In the second step we create a list of all feature columns we wish to train our model on. It defines all features as tf.feature_column, which require a feature name and optionally a datatype and a preprocessing function.

DENSE_COLUMNS = ['Total_Bags', 'Small_Bags', 'Large_Bags', 'XLarge_Bags']
SPARSE_COLUMNS = ['type', 'year', 'region']
 
feature_columns = []
for feature in DENSE_COLUMNS:
    feature_columns.append(tf.feature_column.numeric_column(feature))
for feature in SPARSE_COLUMNS:
    vocab = data[feature].unique()
    categorical_feature = tf.feature_column.categorical_column_with_vocabulary_list(feature, vocab)
    feature_columns.append(tf.feature_column.indicator_column(categorical_feature))
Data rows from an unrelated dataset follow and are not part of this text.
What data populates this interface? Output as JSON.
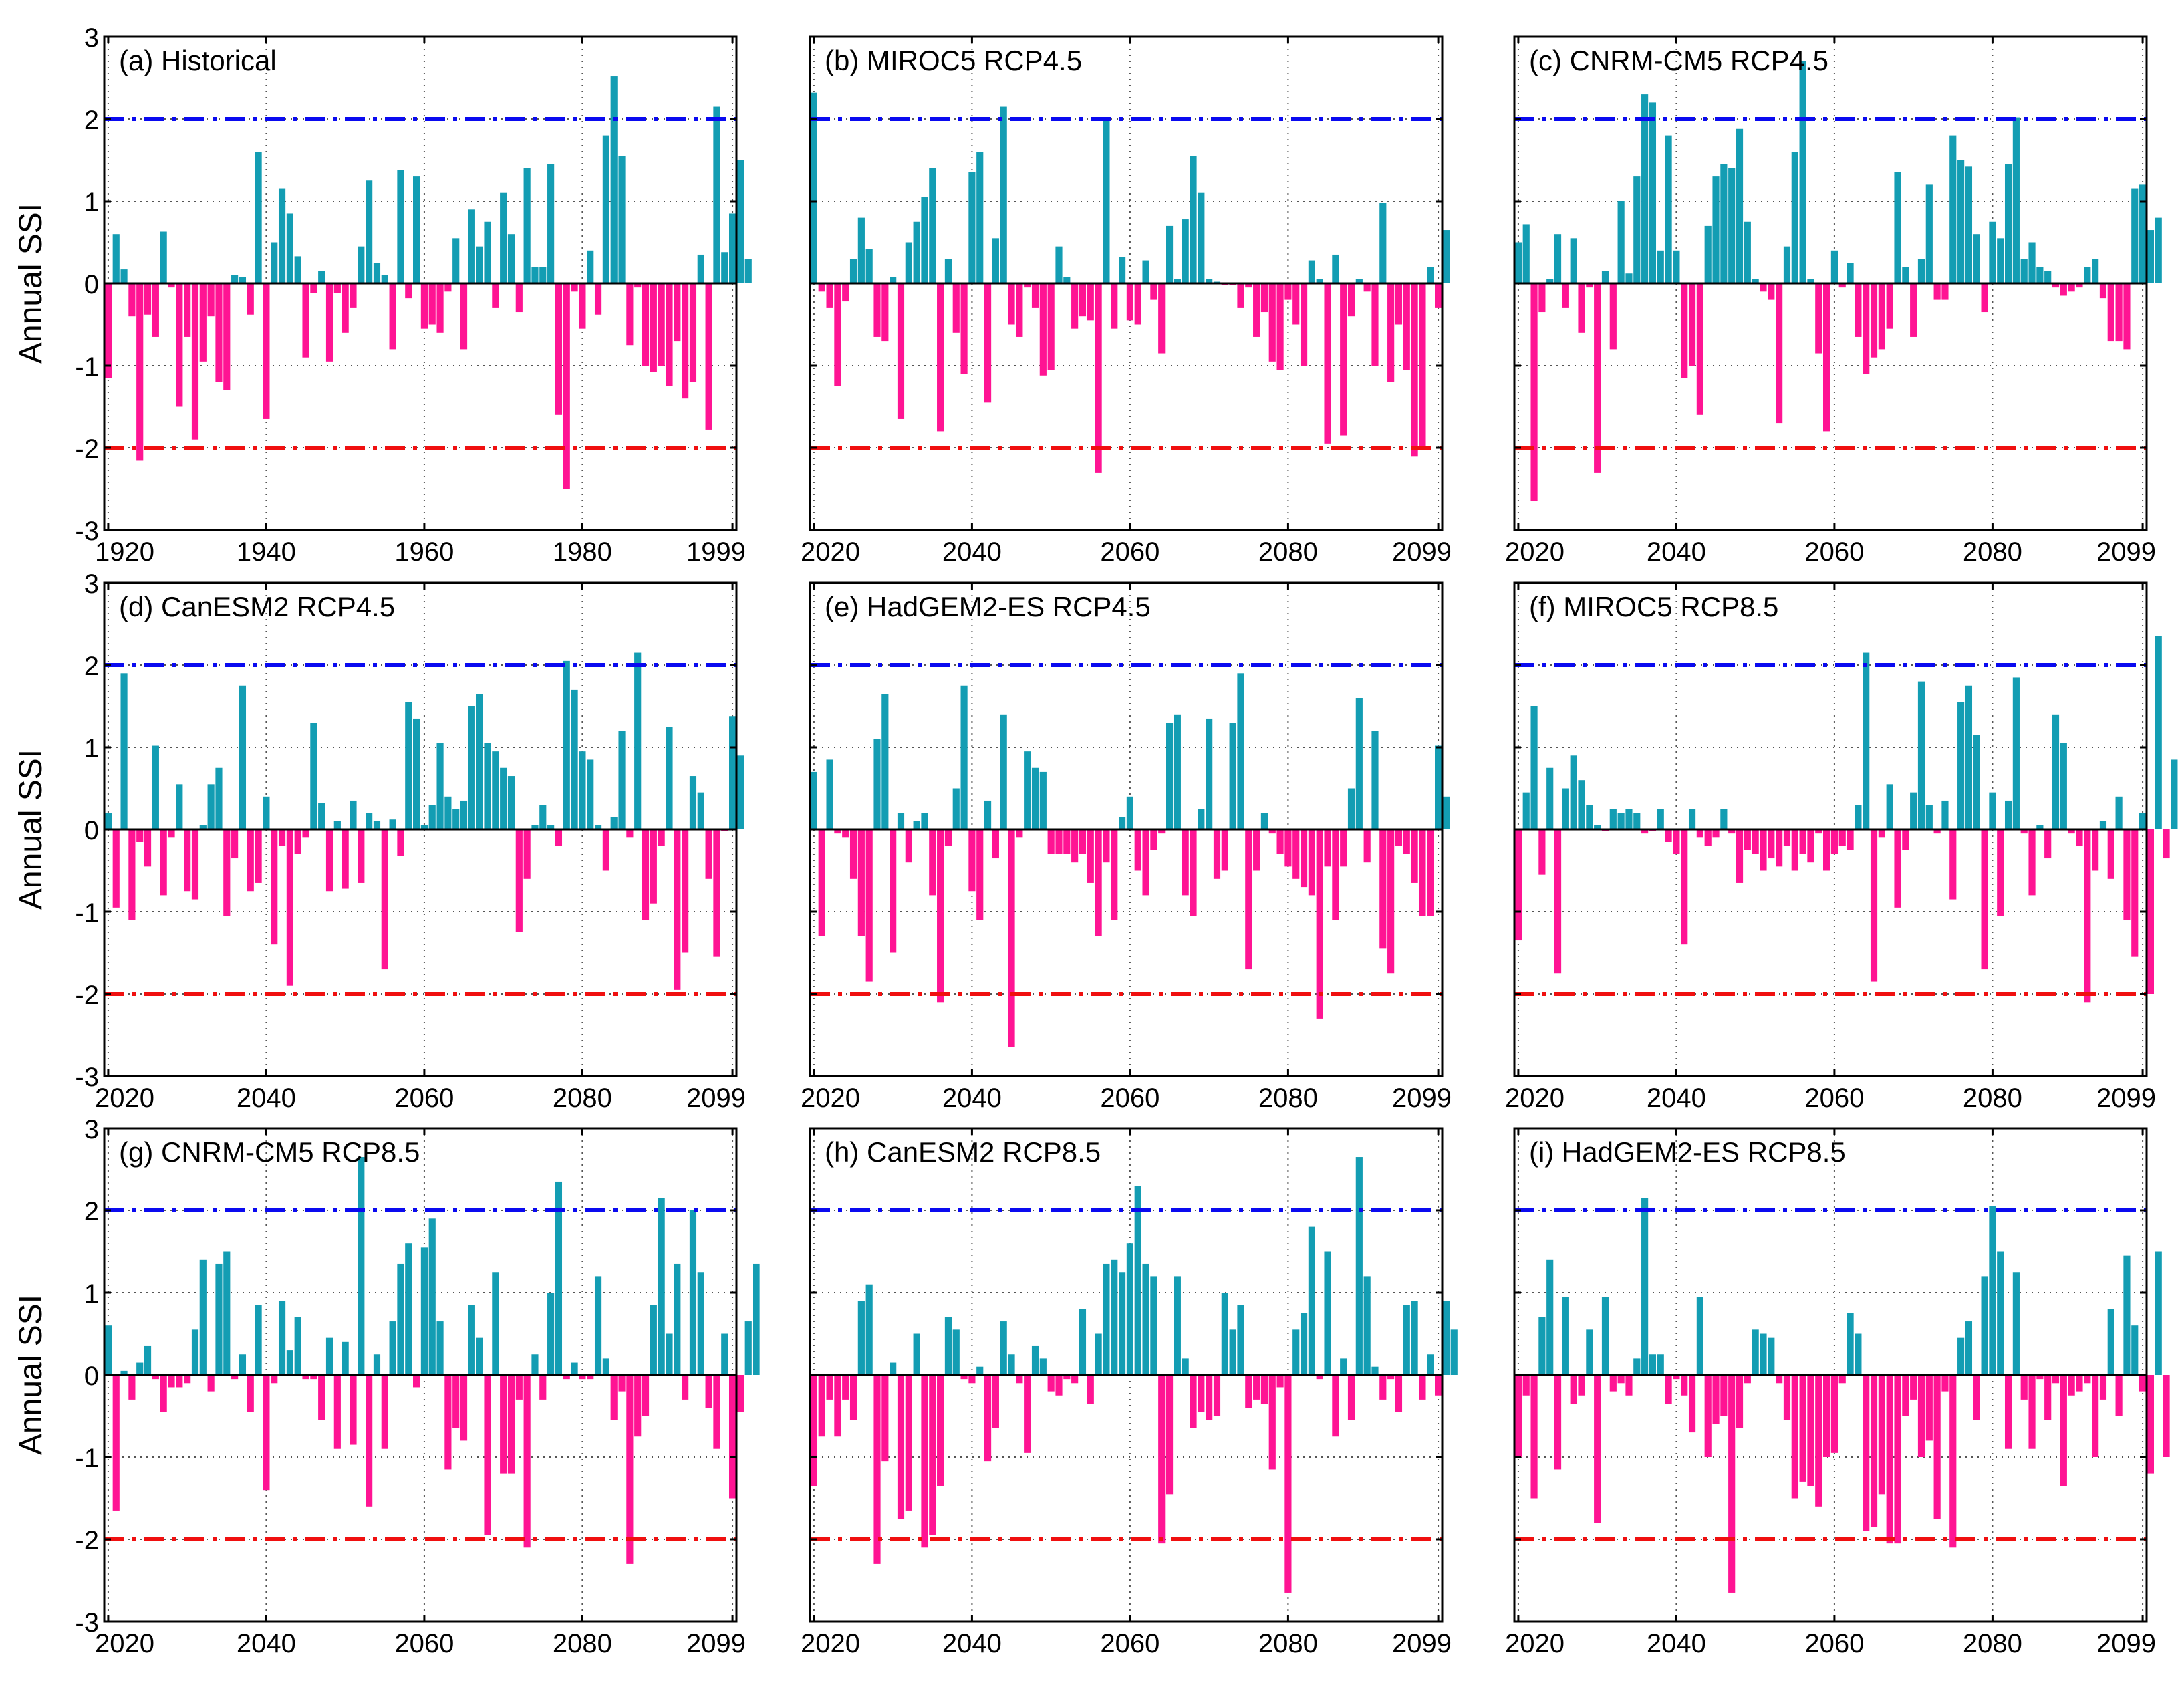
{
  "figure": {
    "ylabel": "Annual SSI",
    "ylim": [
      -3,
      3
    ],
    "yticks": [
      -3,
      -2,
      -1,
      0,
      1,
      2,
      3
    ],
    "wet_threshold": 2,
    "dry_threshold": -2
  },
  "colors": {
    "positive_bar": "#139DB3",
    "negative_bar": "#FF1493",
    "wet_line": "#0A0AF0",
    "dry_line": "#F01010",
    "zero_line": "#000000",
    "grid": "#555555"
  },
  "chart_data": [
    {
      "type": "bar",
      "title": "(a) Historical",
      "xlim": [
        1920,
        1999
      ],
      "xticks": [
        1920,
        1940,
        1960,
        1980,
        1999
      ],
      "ylabel": "Annual SSI",
      "values": [
        -1.15,
        0.6,
        0.17,
        -0.4,
        -2.15,
        -0.38,
        -0.65,
        0.63,
        -0.05,
        -1.5,
        -0.65,
        -1.9,
        -0.95,
        -0.4,
        -1.2,
        -1.3,
        0.1,
        0.08,
        -0.38,
        1.6,
        -1.65,
        0.5,
        1.15,
        0.85,
        0.33,
        -0.9,
        -0.12,
        0.15,
        -0.95,
        -0.12,
        -0.6,
        -0.3,
        0.45,
        1.25,
        0.25,
        0.1,
        -0.8,
        1.38,
        -0.18,
        1.3,
        -0.55,
        -0.5,
        -0.6,
        -0.1,
        0.55,
        -0.8,
        0.9,
        0.45,
        0.75,
        -0.3,
        1.1,
        0.6,
        -0.35,
        1.4,
        0.2,
        0.2,
        1.45,
        -1.6,
        -2.5,
        -0.1,
        -0.55,
        0.4,
        -0.38,
        1.8,
        2.52,
        1.55,
        -0.75,
        -0.05,
        -1.0,
        -1.08,
        -1.0,
        -1.25,
        -0.7,
        -1.4,
        -1.2,
        0.35,
        -1.78,
        2.15,
        0.38,
        0.85,
        1.5,
        0.3
      ]
    },
    {
      "type": "bar",
      "title": "(b) MIROC5 RCP4.5",
      "xlim": [
        2020,
        2099
      ],
      "xticks": [
        2020,
        2040,
        2060,
        2080,
        2099
      ],
      "ylabel": "Annual SSI",
      "values": [
        2.32,
        -0.1,
        -0.3,
        -1.25,
        -0.22,
        0.3,
        0.8,
        0.42,
        -0.65,
        -0.7,
        0.08,
        -1.65,
        0.5,
        0.75,
        1.05,
        1.4,
        -1.8,
        0.3,
        -0.6,
        -1.1,
        1.35,
        1.6,
        -1.45,
        0.55,
        2.15,
        -0.5,
        -0.65,
        -0.05,
        -0.3,
        -1.12,
        -1.05,
        0.45,
        0.08,
        -0.55,
        -0.4,
        -0.45,
        -2.3,
        2.02,
        -0.55,
        0.32,
        -0.45,
        -0.5,
        0.28,
        -0.2,
        -0.85,
        0.7,
        0.05,
        0.78,
        1.55,
        1.1,
        0.05,
        0.02,
        -0.02,
        -0.02,
        -0.3,
        -0.05,
        -0.65,
        -0.35,
        -0.95,
        -1.05,
        -0.2,
        -0.5,
        -1.0,
        0.28,
        0.05,
        -1.95,
        0.35,
        -1.85,
        -0.4,
        0.05,
        -0.1,
        -1.0,
        0.98,
        -1.2,
        -0.5,
        -1.05,
        -2.1,
        -2.0,
        0.2,
        -0.3,
        0.65
      ]
    },
    {
      "type": "bar",
      "title": "(c) CNRM-CM5 RCP4.5",
      "xlim": [
        2020,
        2099
      ],
      "xticks": [
        2020,
        2040,
        2060,
        2080,
        2099
      ],
      "ylabel": "Annual SSI",
      "values": [
        0.5,
        0.72,
        -2.65,
        -0.35,
        0.05,
        0.6,
        -0.3,
        0.55,
        -0.6,
        -0.05,
        -2.3,
        0.15,
        -0.8,
        1.0,
        0.12,
        1.3,
        2.3,
        2.2,
        0.4,
        1.8,
        0.4,
        -1.15,
        -1.0,
        -1.6,
        0.7,
        1.3,
        1.45,
        1.4,
        1.88,
        0.75,
        0.05,
        -0.1,
        -0.2,
        -1.7,
        0.45,
        1.6,
        2.7,
        0.05,
        -0.85,
        -1.8,
        0.4,
        -0.05,
        0.25,
        -0.65,
        -1.1,
        -0.9,
        -0.8,
        -0.55,
        1.35,
        0.2,
        -0.65,
        0.3,
        1.2,
        -0.2,
        -0.2,
        1.8,
        1.5,
        1.42,
        0.6,
        -0.35,
        0.75,
        0.55,
        1.45,
        2.02,
        0.3,
        0.5,
        0.2,
        0.15,
        -0.05,
        -0.15,
        -0.1,
        -0.05,
        0.2,
        0.3,
        -0.18,
        -0.7,
        -0.7,
        -0.8,
        1.15,
        1.2,
        0.65,
        0.8
      ]
    },
    {
      "type": "bar",
      "title": "(d) CanESM2 RCP4.5",
      "xlim": [
        2020,
        2099
      ],
      "xticks": [
        2020,
        2040,
        2060,
        2080,
        2099
      ],
      "ylabel": "Annual SSI",
      "values": [
        0.2,
        -0.95,
        1.9,
        -1.1,
        -0.15,
        -0.45,
        1.02,
        -0.8,
        -0.1,
        0.55,
        -0.75,
        -0.85,
        0.05,
        0.55,
        0.75,
        -1.05,
        -0.35,
        1.75,
        -0.75,
        -0.65,
        0.4,
        -1.4,
        -0.2,
        -1.9,
        -0.3,
        -0.1,
        1.3,
        0.32,
        -0.75,
        0.1,
        -0.72,
        0.35,
        -0.65,
        0.2,
        0.1,
        -1.7,
        0.12,
        -0.32,
        1.55,
        1.35,
        0.05,
        0.3,
        1.05,
        0.4,
        0.25,
        0.35,
        1.5,
        1.65,
        1.05,
        0.95,
        0.75,
        0.65,
        -1.25,
        -0.6,
        0.05,
        0.3,
        0.05,
        -0.2,
        2.05,
        1.7,
        0.95,
        0.85,
        0.05,
        -0.5,
        0.15,
        1.2,
        -0.1,
        2.15,
        -1.1,
        -0.9,
        -0.2,
        1.25,
        -1.95,
        -1.5,
        0.65,
        0.45,
        -0.6,
        -1.55,
        -0.02,
        1.38,
        0.9
      ]
    },
    {
      "type": "bar",
      "title": "(e) HadGEM2-ES RCP4.5",
      "xlim": [
        2020,
        2099
      ],
      "xticks": [
        2020,
        2040,
        2060,
        2080,
        2099
      ],
      "ylabel": "Annual SSI",
      "values": [
        0.7,
        -1.3,
        0.85,
        -0.05,
        -0.1,
        -0.6,
        -1.3,
        -1.85,
        1.1,
        1.65,
        -1.5,
        0.2,
        -0.4,
        0.1,
        0.2,
        -0.8,
        -2.1,
        -0.2,
        0.5,
        1.75,
        -0.75,
        -1.1,
        0.35,
        -0.35,
        1.4,
        -2.65,
        -0.1,
        0.95,
        0.75,
        0.7,
        -0.3,
        -0.3,
        -0.3,
        -0.4,
        -0.3,
        -0.65,
        -1.3,
        -0.4,
        -1.1,
        0.15,
        0.4,
        -0.5,
        -0.8,
        -0.25,
        -0.05,
        1.3,
        1.4,
        -0.8,
        -1.05,
        0.25,
        1.35,
        -0.6,
        -0.5,
        1.3,
        1.9,
        -1.7,
        -0.5,
        0.2,
        -0.05,
        -0.3,
        -0.45,
        -0.6,
        -0.7,
        -0.8,
        -2.3,
        -0.45,
        -1.1,
        -0.45,
        0.5,
        1.6,
        -0.4,
        1.2,
        -1.45,
        -1.75,
        -0.2,
        -0.3,
        -0.65,
        -1.05,
        -1.05,
        1.02,
        0.4
      ]
    },
    {
      "type": "bar",
      "title": "(f) MIROC5 RCP8.5",
      "xlim": [
        2020,
        2099
      ],
      "xticks": [
        2020,
        2040,
        2060,
        2080,
        2099
      ],
      "ylabel": "Annual SSI",
      "values": [
        -1.35,
        0.45,
        1.5,
        -0.55,
        0.75,
        -1.75,
        0.5,
        0.9,
        0.6,
        0.3,
        0.05,
        -0.02,
        0.25,
        0.2,
        0.25,
        0.2,
        -0.05,
        -0.02,
        0.25,
        -0.15,
        -0.3,
        -1.4,
        0.25,
        -0.1,
        -0.2,
        -0.1,
        0.25,
        -0.05,
        -0.65,
        -0.25,
        -0.3,
        -0.5,
        -0.35,
        -0.45,
        -0.2,
        -0.5,
        -0.3,
        -0.4,
        -0.05,
        -0.5,
        -0.3,
        -0.2,
        -0.25,
        0.3,
        2.15,
        -1.85,
        -0.1,
        0.55,
        -0.95,
        -0.25,
        0.45,
        1.8,
        0.3,
        -0.05,
        0.35,
        -0.85,
        1.55,
        1.75,
        1.15,
        -1.7,
        0.45,
        -1.05,
        0.35,
        1.85,
        -0.05,
        -0.8,
        0.05,
        -0.35,
        1.4,
        1.05,
        -0.05,
        -0.2,
        -2.1,
        -0.5,
        0.1,
        -0.6,
        0.4,
        -1.1,
        -1.55,
        0.2,
        -2.0,
        2.35,
        -0.35,
        0.85
      ]
    },
    {
      "type": "bar",
      "title": "(g) CNRM-CM5 RCP8.5",
      "xlim": [
        2020,
        2099
      ],
      "xticks": [
        2020,
        2040,
        2060,
        2080,
        2099
      ],
      "ylabel": "Annual SSI",
      "values": [
        0.6,
        -1.65,
        0.05,
        -0.3,
        0.15,
        0.35,
        -0.05,
        -0.45,
        -0.15,
        -0.15,
        -0.1,
        0.55,
        1.4,
        -0.2,
        1.35,
        1.5,
        -0.05,
        0.25,
        -0.45,
        0.85,
        -1.4,
        -0.1,
        0.9,
        0.3,
        0.7,
        -0.05,
        -0.05,
        -0.55,
        0.45,
        -0.9,
        0.4,
        -0.85,
        2.65,
        -1.6,
        0.25,
        -0.9,
        0.65,
        1.35,
        1.6,
        -0.15,
        1.55,
        1.9,
        0.65,
        -1.15,
        -0.65,
        -0.8,
        0.85,
        0.45,
        -1.95,
        1.25,
        -1.2,
        -1.2,
        -0.3,
        -2.1,
        0.25,
        -0.3,
        1.0,
        2.35,
        -0.05,
        0.15,
        -0.05,
        -0.05,
        1.2,
        0.2,
        -0.55,
        -0.2,
        -2.3,
        -0.75,
        -0.5,
        0.85,
        2.15,
        0.5,
        1.35,
        -0.3,
        2.0,
        1.25,
        -0.4,
        -0.9,
        0.5,
        -1.5,
        -0.45,
        0.65,
        1.35
      ]
    },
    {
      "type": "bar",
      "title": "(h) CanESM2 RCP8.5",
      "xlim": [
        2020,
        2099
      ],
      "xticks": [
        2020,
        2040,
        2060,
        2080,
        2099
      ],
      "ylabel": "Annual SSI",
      "values": [
        -1.35,
        -0.75,
        -0.3,
        -0.75,
        -0.3,
        -0.55,
        0.9,
        1.1,
        -2.3,
        -1.05,
        0.15,
        -1.75,
        -1.65,
        0.5,
        -2.1,
        -1.95,
        -1.35,
        0.7,
        0.55,
        -0.05,
        -0.1,
        0.1,
        -1.05,
        -0.65,
        0.65,
        0.25,
        -0.1,
        -0.95,
        0.35,
        0.2,
        -0.2,
        -0.25,
        -0.05,
        -0.1,
        0.8,
        -0.35,
        0.5,
        1.35,
        1.4,
        1.25,
        1.6,
        2.3,
        1.35,
        1.2,
        -2.05,
        -1.45,
        1.2,
        0.2,
        -0.65,
        -0.45,
        -0.55,
        -0.5,
        1.0,
        0.55,
        0.85,
        -0.4,
        -0.3,
        -0.35,
        -1.15,
        -0.15,
        -2.65,
        0.55,
        0.75,
        1.8,
        -0.05,
        1.5,
        -0.75,
        0.2,
        -0.55,
        2.65,
        1.2,
        0.1,
        -0.3,
        -0.05,
        -0.45,
        0.85,
        0.9,
        -0.3,
        0.25,
        -0.25,
        0.9,
        0.55
      ]
    },
    {
      "type": "bar",
      "title": "(i) HadGEM2-ES RCP8.5",
      "xlim": [
        2020,
        2099
      ],
      "xticks": [
        2020,
        2040,
        2060,
        2080,
        2099
      ],
      "ylabel": "Annual SSI",
      "values": [
        -1.0,
        -0.25,
        -1.5,
        0.7,
        1.4,
        -1.15,
        0.95,
        -0.35,
        -0.25,
        0.55,
        -1.8,
        0.95,
        -0.2,
        -0.1,
        -0.25,
        0.2,
        2.15,
        0.25,
        0.25,
        -0.35,
        -0.05,
        -0.25,
        -0.7,
        0.95,
        -1.0,
        -0.6,
        -0.5,
        -2.65,
        -0.65,
        -0.1,
        0.55,
        0.5,
        0.45,
        -0.1,
        -0.55,
        -1.5,
        -1.3,
        -1.35,
        -1.6,
        -1.0,
        -0.95,
        -0.1,
        0.75,
        0.5,
        -1.9,
        -1.85,
        -1.45,
        -2.05,
        -2.05,
        -0.5,
        -0.3,
        -1.0,
        -0.8,
        -1.75,
        -0.2,
        -2.1,
        0.45,
        0.65,
        -0.55,
        1.2,
        2.05,
        1.5,
        -0.9,
        1.25,
        -0.3,
        -0.9,
        -0.05,
        -0.55,
        -0.1,
        -1.35,
        -0.25,
        -0.2,
        -0.1,
        -1.0,
        -0.3,
        0.8,
        -0.5,
        1.45,
        0.6,
        -0.2,
        -1.2,
        1.5,
        -1.0
      ]
    }
  ]
}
In this example I have a dataset with some dense (continuous) and some sparse (categorical) features. For each feature type, a tf.feature_column is created and added to the feature_columns list. Our model will then use this list to process actual data from the dataset.

c. Instantiate the estimator and train

There are many pre-made estimators available. You just pass feature columns to one, and you're good to go. If you need to perform parameter tuning, you can pass those arguments as well. To start training, just call train on your estimator and pass your dataset input function as an argument.

linear_regressor = tf.estimator.LinearRegressor(
    feature_columns=feature_columns,
    model_dir=output_dir
)
linear_regressor.train(train_input_fn)

That's all! Your model will start training and keep saving model checkpoints and summaries in output_dir. You can also point TensorBoard to this directory to monitor training.

TensorFlow comes packaged with TensorBoard, an awesome tool for visualizing different model metrics.